The next thing I tried was explicitly setting LD_LIBRARY_PATH to include the path to libe_sqlite.so . LD_LIBRARY_PATH is a set of additional paths to search for dynamically linked libraries, in addition to the standard locations. As a hack, I tried setting the variable to include the directory containing the SQLite library:
$ LD_LIBRARY_PATH = $LD_LIBRARY_PATH :/project/runtimes/linux-musl-x64/native/ \ dotnet Samples.Microsoft.Data.Sqlite.dll
And sure enough, it worked! The sample successfully found the libe_sqlite.so library, and ran correctly!
So at this point, we're pretty certain that it's purely a problem with .NET finding the native library when we're running on alpine:3.17 , not an issue with loading the library itself.
So what's going on here?
At this point, my best guess was essentially that .NET Core 3.1 and .NET 5 simply didn't support alpine:3.17 based on the fact:
Alpine 3.17 wasn't released until 2022
.NET Core 3.1 was release in 2019 and .NET 5 in 2020
What's more, Microsoft added dockerfiles for alpine:3.17 but they only added them for .NET 6+. Microsoft never updated .NET Core 3.1 images to use alpine:3.17 , even though they were still updating 3.1 at this time. So even though .NET Core 3.1 and .NET 5 officially support Alpine 3.13+, it seems the native library lookup rules are just broken on Alpine 3.17.
And that pretty much sums it up: the native-library lookup rules are broken for Alpine 3.17+ on .NET Core 3.1 and .NET 5.
I had actually forgotten that in earlier versions of .NET Core, there were hardcoded lists mapping from distro names like alpine:3.17 to runtime IDs, like linux-musl-x64 . If the mapping was missing, then .NET didn't know which runtime ID to use, and instead of choosing the correct linux-musl-x64 runtime ID, it would fallback to linux-x64 . And choosing the wrong runtime ID is why the app was failing previously.
This problem of a missing runtime ID entry causing native failures on alpine was actually a problem that happened repeatedly:
Eventually, a new fallback was added for alpine that explicitly used linux-musl-x64 artifacts for unknown alpine versions, so this shouldn't be a problem for .NET 7+.

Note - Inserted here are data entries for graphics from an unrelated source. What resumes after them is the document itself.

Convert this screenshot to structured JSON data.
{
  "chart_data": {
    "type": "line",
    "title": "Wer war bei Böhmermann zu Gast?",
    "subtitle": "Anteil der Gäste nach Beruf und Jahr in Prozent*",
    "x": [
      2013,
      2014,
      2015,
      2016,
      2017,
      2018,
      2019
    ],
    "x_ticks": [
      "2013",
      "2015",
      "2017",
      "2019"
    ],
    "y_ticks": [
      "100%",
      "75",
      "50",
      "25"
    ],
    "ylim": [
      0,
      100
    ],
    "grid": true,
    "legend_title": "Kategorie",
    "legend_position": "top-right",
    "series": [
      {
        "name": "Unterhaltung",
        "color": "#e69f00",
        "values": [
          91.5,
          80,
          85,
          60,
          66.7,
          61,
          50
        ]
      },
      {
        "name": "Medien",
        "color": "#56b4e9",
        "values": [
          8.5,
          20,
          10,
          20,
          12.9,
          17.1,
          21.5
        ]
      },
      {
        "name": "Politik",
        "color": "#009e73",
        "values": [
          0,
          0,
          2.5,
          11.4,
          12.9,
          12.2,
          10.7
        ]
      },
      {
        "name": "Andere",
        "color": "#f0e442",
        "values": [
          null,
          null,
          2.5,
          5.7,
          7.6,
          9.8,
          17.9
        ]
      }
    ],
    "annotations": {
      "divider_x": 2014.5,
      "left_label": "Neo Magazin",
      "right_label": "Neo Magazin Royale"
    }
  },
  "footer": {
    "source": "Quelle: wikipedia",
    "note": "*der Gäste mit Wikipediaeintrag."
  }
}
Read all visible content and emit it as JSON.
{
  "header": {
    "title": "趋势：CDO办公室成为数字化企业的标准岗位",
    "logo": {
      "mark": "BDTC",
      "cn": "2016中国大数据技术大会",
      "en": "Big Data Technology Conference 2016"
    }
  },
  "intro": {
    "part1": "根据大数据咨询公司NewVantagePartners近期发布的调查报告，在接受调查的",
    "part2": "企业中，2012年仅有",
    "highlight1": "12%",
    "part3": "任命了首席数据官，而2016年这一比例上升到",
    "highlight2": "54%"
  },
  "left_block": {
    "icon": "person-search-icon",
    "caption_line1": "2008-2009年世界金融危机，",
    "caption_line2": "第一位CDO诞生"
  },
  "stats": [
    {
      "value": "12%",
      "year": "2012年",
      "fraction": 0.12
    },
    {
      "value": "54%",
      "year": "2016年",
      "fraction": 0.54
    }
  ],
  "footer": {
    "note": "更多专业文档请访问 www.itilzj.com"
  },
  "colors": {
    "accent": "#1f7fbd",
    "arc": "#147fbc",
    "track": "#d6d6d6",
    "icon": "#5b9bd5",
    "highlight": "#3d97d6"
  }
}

OK, so now we understood why the problem is happening. But how could we fix it?
Luckily, the .NET host allows explicitly setting the runtime ID via an environment variable, DOTNET_RUNTIME_ID . If this variable is set, the runtime uses that in preference to its usual fallbacks, so even these old runtime versions can work on newer versions of alpine.
So in this scenario, we can set DOTNET_RUNTIME_ID=linux-musl-x64 and the app runs perfectly:
$ DOTNET_RUNTIME_ID = linux-musl-x64 dotnet Samples.Microsoft.Data.Sqlite.dll
Problem solved!
So the solution was very simple in the end, but I thought it was worth describing the process we went through to narrow it down. And maybe it will help someone who (like me) has forgotten that this was a thing😅
In this post I walkthrough how we solved an error running .NET Core 3.1 and .NET 5 on Alpine Linux 3.17: Unable to load shared library 'e_sqlite3' or one of its dependencies . I describe the problem itself—the failure to load the SQLite native library—the environment in which it happened, the things we tried to isolate the issue, the eventual root cause, and how we resolved it.